Wednesday, September 5, 2012

Taking a Break From All My Worries

Yinz may have noticed over the past few days that the posts on this weblog have been a bit more abstract than usual. At first it didn't start out as intentional--I was in Chicago to attend Worldcon, not to trawl through newspaper articles until I found something that pissed me off enough to fulminate about it, and even though it's over now I find it somewhat relaxing to not take the hobby back up quite yet.

Not because I have any particular interest in ignorance, mind you. At this point I see it more as a mental health issue. I've been in a pretty bad way in some respects over the last little while, time and again sinking into dark pits. It's easy to feel demoralized and powerless in a world like this, in a world where those we trust to lead us seem interested only in maximizing their own power and don't give a toss about what or who they have to push aside in order to get there. It's hard, sometimes, going through the day with a constant churning in the pit of my stomach, seeing all this bad news and coming away with the conviction that things won't get better.

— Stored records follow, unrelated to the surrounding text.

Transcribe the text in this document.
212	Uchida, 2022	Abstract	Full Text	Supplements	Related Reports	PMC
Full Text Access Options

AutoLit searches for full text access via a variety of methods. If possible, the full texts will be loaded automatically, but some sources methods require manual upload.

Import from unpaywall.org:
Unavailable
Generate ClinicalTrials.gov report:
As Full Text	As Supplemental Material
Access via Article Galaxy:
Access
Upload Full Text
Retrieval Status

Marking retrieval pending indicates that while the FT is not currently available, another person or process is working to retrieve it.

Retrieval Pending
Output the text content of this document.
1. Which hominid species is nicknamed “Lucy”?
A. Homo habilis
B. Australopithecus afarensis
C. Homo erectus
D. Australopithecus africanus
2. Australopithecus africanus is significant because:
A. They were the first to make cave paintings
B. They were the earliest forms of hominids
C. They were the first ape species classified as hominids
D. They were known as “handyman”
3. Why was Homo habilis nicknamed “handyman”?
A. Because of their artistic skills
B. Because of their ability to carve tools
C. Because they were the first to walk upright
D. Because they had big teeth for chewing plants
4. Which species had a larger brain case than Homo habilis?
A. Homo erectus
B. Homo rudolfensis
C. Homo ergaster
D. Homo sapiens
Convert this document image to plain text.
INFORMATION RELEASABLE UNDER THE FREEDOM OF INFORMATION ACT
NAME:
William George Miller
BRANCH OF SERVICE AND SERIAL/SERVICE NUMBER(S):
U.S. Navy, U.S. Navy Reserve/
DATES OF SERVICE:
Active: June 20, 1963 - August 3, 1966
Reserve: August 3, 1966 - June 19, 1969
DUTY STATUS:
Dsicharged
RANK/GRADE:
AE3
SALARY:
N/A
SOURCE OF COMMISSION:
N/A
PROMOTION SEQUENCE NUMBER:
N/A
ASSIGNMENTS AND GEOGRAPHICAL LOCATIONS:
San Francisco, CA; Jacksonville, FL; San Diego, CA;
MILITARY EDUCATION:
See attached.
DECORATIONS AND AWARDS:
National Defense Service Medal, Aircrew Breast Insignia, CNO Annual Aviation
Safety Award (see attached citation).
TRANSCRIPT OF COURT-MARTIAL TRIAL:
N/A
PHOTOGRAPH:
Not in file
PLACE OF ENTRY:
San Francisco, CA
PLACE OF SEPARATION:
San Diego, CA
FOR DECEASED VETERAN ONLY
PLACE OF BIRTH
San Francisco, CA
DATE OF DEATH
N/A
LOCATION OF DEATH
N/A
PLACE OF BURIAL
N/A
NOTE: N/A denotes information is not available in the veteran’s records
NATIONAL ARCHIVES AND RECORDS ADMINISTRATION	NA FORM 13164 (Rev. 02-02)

It took a couple of days free of news before what was going on really started to sink in. The attitudes of the convention may have helped with that, of course, but regardless I started feeling more level--stopped dwelling on things I couldn't change, started feeling more at ease with the world. It's not the kind of feeling that will last forever, of course; it takes a lot of active work to not dwell on certain things, and I don't want to wallow in ignorance.

Still, it's a nice vacation of the mind. For anyone who's getting wound up by the news, I suggest that for a few days you stop looking at the papers and pretend that everything's going to be okay.